- Folha de S. Paulo
O obscurantismo é, por enquanto, o movimento social mais forte
Nada de relevante vai acontecer na economia até que saibamos do ritmo da despiora. Pouco vamos saber da despiora até que se conheça o efeito do fim dos auxílios e socorros, mais de meio trilhão de reais, a partir de setembro e olhe lá.
Em si mesmas, uma despiora lentíssima ou uma recaída não provocam efeito político imediato, se algum. Por exemplo, Jair Bolsonaro se cansar de Paulo Guedes ou sua popularidade baixar aos 10%.
Não há oposição do establishment a Guedes. É improvável que militares ou pastores digam outra coisa no ouvido do seu capitão, os donos do dinheiro grosso muito menos, mesmo que o ministro dê mais foras. O Congresso está aí para entregar uma cesta básica de reformas e segurar as pontas de Guedes, a não ser em caso de revolta popular. No mais, a política segue nas sombras do eclipse do Brasil.
O fato político novo mais relevante na epidemia foi o auxílio emergencial. Evitou a derrocada final do prestígio de Bolsonaro, saques, tumultos, ruína ainda maior e lançou um debate que envolve da esquerda à extrema direita. Ideias socioeconômicas alternativas não têm apelo ou estão em quarentena. Se der certo, a renda básica será conveniente para Bolsonaro, tudo mais constante.
O fato político imediatamente mais relevante foi a ameaça de cadeia para o bolsonarismo, cortesia de processos no Supremo (fake news, comícios golpistas) e do pretérito mais do que presente dos Bolsonaros (Queiroz e milícias). A gente se cansou de usar o termo, mas isso é política judicializada. Não para por aí.
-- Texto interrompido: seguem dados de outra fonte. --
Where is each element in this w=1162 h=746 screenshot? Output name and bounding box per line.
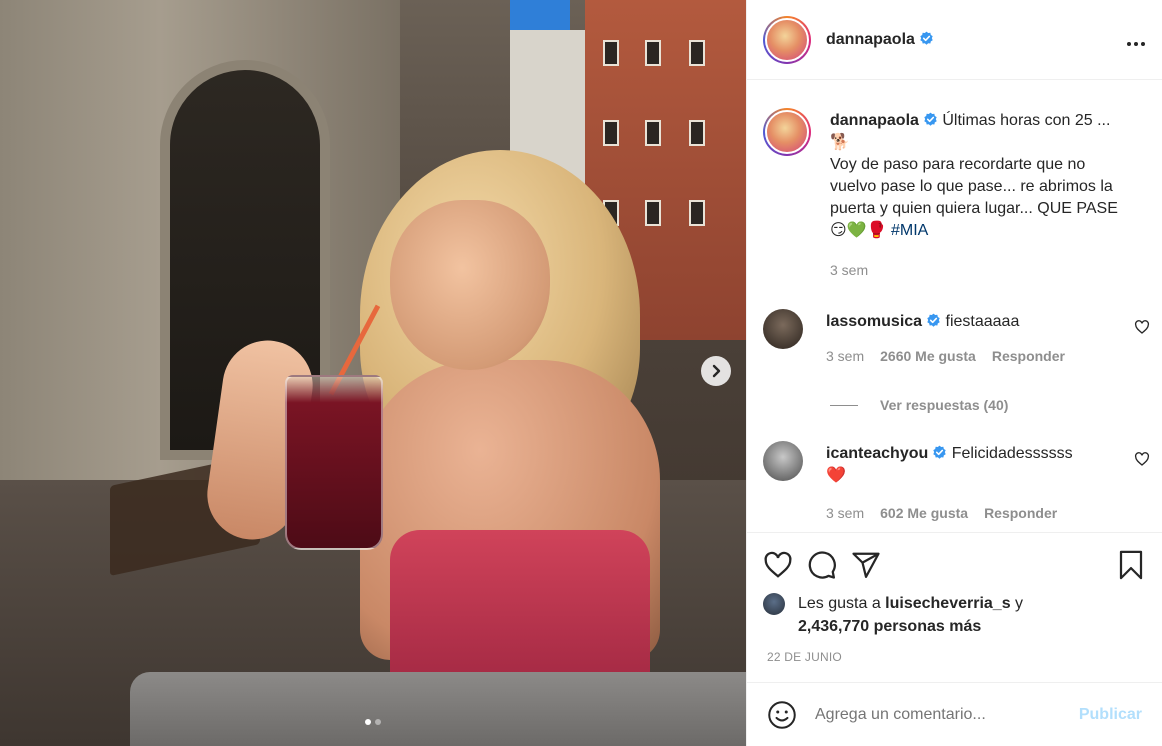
comment-first-line: icanteachyou Felicidadessssss <box>826 443 1116 465</box>
comment-text: Felicidadessssss <box>951 445 1073 462</box>
likes-summary: Les gusta a luisecheverria_s y 2,436,770… <box>747 592 1162 638</box>
likes-count-link[interactable]: 2,436,770 personas más <box>798 618 981 635</box>
comment-time[interactable]: 3 sem <box>826 502 864 524</box>
post-sidebar: dannapaola dannapaola Últimas horas con … <box>746 0 1162 746</box>
chevron-right-icon <box>712 364 721 378</box>
hashtag-link[interactable]: #MIA <box>891 222 928 239</box>
drink-glass <box>285 375 383 550</box>
verified-badge-icon <box>933 445 946 459</box>
comment-meta: 3 sem 2660 Me gusta Responder <box>826 345 1116 367</box>
red-dress <box>390 530 650 680</box>
comment-meta: 3 sem 602 Me gusta Responder <box>826 502 1116 524</box>
caption-meta: 3 sem <box>830 259 1120 281</box>
carousel-next-button[interactable] <box>701 356 731 386</box>
window <box>689 40 705 66</box>
liker-avatar[interactable] <box>763 593 785 615</box>
comment: icanteachyou Felicidadessssss ❤️ 3 sem 6… <box>763 441 1150 524</box>
reply-button[interactable]: Responder <box>984 502 1057 524</box>
caption-username[interactable]: dannapaola <box>830 112 919 129</box>
carousel-dot <box>375 719 381 725</box>
comment-avatar[interactable] <box>763 309 803 349</box>
face <box>390 200 550 370</box>
verified-badge-icon <box>920 31 933 45</box>
view-replies-button[interactable]: Ver respuestas (40) <box>830 397 1146 413</box>
comment-bubble-icon[interactable] <box>807 550 837 580</box>
window <box>645 40 661 66</box>
more-horizontal-icon <box>1127 41 1145 46</box>
comments-section: dannapaola Últimas horas con 25 ... 🐕 Vo… <box>747 80 1162 532</box>
comment-username[interactable]: icanteachyou <box>826 445 928 462</box>
caption-text-body: Voy de paso para recordarte que no vuelv… <box>830 156 1118 217</box>
verified-badge-icon <box>927 313 940 327</box>
comment-body: icanteachyou Felicidadessssss ❤️ 3 sem 6… <box>826 443 1116 524</box>
like-heart-icon[interactable] <box>763 550 793 580</box>
caption-text: Voy de paso para recordarte que no vuelv… <box>830 154 1120 242</box>
verified-badge-icon <box>924 112 937 126</box>
comment-username[interactable]: lassomusica <box>826 313 922 330</box>
post-photo[interactable] <box>0 0 746 746</box>
comment-input[interactable] <box>815 705 1079 724</box>
caption-time[interactable]: 3 sem <box>830 259 868 281</box>
carousel-dot-active <box>365 719 371 725</box>
likes-suffix: y <box>1010 595 1024 612</box>
table <box>130 672 746 746</box>
caption-text-line1: Últimas horas con 25 ... <box>942 112 1111 129</box>
carousel-dots <box>0 719 746 725</box>
publish-button[interactable]: Publicar <box>1079 706 1142 724</box>
comment: lassomusica fiestaaaaa 3 sem 2660 Me gus… <box>763 309 1150 367</box>
comment-first-line: lassomusica fiestaaaaa <box>826 311 1116 333</box>
post-actions <box>747 532 1162 596</box>
comment-likes[interactable]: 2660 Me gusta <box>880 345 976 367</box>
likes-text: Les gusta a luisecheverria_s y 2,436,770… <box>798 592 1023 638</box>
window <box>603 120 619 146</box>
post-header: dannapaola <box>747 0 1162 80</box>
author-username[interactable]: dannapaola <box>826 31 915 48</box>
author-name-wrap: dannapaola <box>826 31 934 49</box>
view-replies-label: Ver respuestas (40) <box>880 397 1009 413</box>
window <box>689 200 705 226</box>
window <box>645 200 661 226</box>
comment-emoji: ❤️ <box>826 467 846 484</box>
comment-time[interactable]: 3 sem <box>826 345 864 367</box>
add-comment-bar: Publicar <box>747 682 1162 746</box>
window <box>645 120 661 146</box>
more-options-button[interactable] <box>1126 27 1146 53</box>
replies-divider <box>830 404 858 406</box>
window <box>603 40 619 66</box>
liker-username[interactable]: luisecheverria_s <box>885 595 1010 612</box>
comment-text: fiestaaaaa <box>945 313 1020 330</box>
emoji-smiley-icon[interactable] <box>767 700 797 730</box>
caption-first-line: dannapaola Últimas horas con 25 ... <box>830 110 1120 132</box>
save-bookmark-icon[interactable] <box>1116 550 1146 580</box>
share-paper-plane-icon[interactable] <box>851 550 881 580</box>
likes-prefix: Les gusta a <box>798 595 886 612</box>
comment-body: lassomusica fiestaaaaa 3 sem 2660 Me gus… <box>826 311 1116 367</box>
author-avatar[interactable] <box>763 15 811 64</box>
comment-avatar[interactable] <box>763 441 803 481</box>
window <box>689 120 705 146</box>
caption-body: dannapaola Últimas horas con 25 ... 🐕 Vo… <box>830 110 1120 281</box>
post-date[interactable]: 22 DE JUNIO <box>747 650 1162 664</box>
caption: dannapaola Últimas horas con 25 ... 🐕 Vo… <box>763 108 1146 281</box>
post-view: dannapaola dannapaola Últimas horas con … <box>0 0 1162 746</box>
caption-emojis: 😏💚🥊 <box>830 222 887 239</box>
comment-like-icon[interactable] <box>1134 451 1150 467</box>
caption-emoji-line1: 🐕 <box>830 134 850 151</box>
comment-likes[interactable]: 602 Me gusta <box>880 502 968 524</box>
comment-like-icon[interactable] <box>1134 319 1150 335</box>
caption-avatar[interactable] <box>763 108 811 156</box>
reply-button[interactable]: Responder <box>992 345 1065 367</box>
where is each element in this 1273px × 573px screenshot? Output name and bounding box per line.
O Supremo está no centro de um embate paralelo, a reação à ameaça militar. Os generais da guarda de Bolsonaro e as próprias Forças Armadas afirmam que toleram os Poderes até certo ponto, o que é crime e assim deveria ser tratado, na Justiça e por um protesto social maciço. Mas nada.
O Supremo decidiu comer esse mingau frio e pelas beiradas, tocando os processos do bolsonarismo e lembrando ao Exército que seus generais capitaneiam a administração do morticínio da epidemia e da destruição da Amazônia.
Outro fato relevante veio também da fumaça da floresta, que provocou um estremecimento entre donos do dinheiro e Bolsonaro. A incompetência do governo e outras barbaridades até que engolem, na esperança de que o Congresso salve alguma reforma. Prejuízo e boicote mundial não dá para aceitar.
Panelaços, cartas, manifestos, frentes, tudo isso afundou na geleia lodosa que é a vida na pandemia, ainda mais em um país invertebrado politicamente. As frentes que existem são os evangélicos, os ruralistas e os reformistas.
Existe alguma política partidária além do parlamentarismo branco ora encardido de desgaste. Os políticos do centrão nem são baixo clero (somos todos baixo clero) nem meros mercadores de cargos. São candidatos a presidir a Câmara em 2021 e lideram comissões e projetos importantes. Não têm articulação com aquele país que se imaginava mais avançado, moderno ou inteligente em termos sociais e econômicos ou o que restou disso, se é que restou, se é que existia. Mas vivem lá no Brasil, por assim dizer.
Não é retórica. A política é caso de polícia e Justiça, generais nos tutelam e ameaçam. Na pandemia reafirmamos nossa presença habitual no alto dos rankings dos países mais mortíferos do mundo.
O obscurantismo é por enquanto o movimento social mais forte. Os democratas se autodestruíram. O que sobrou se limita a escrever cartas de protesto, notas de repúdio ou está quieto nas quebradas.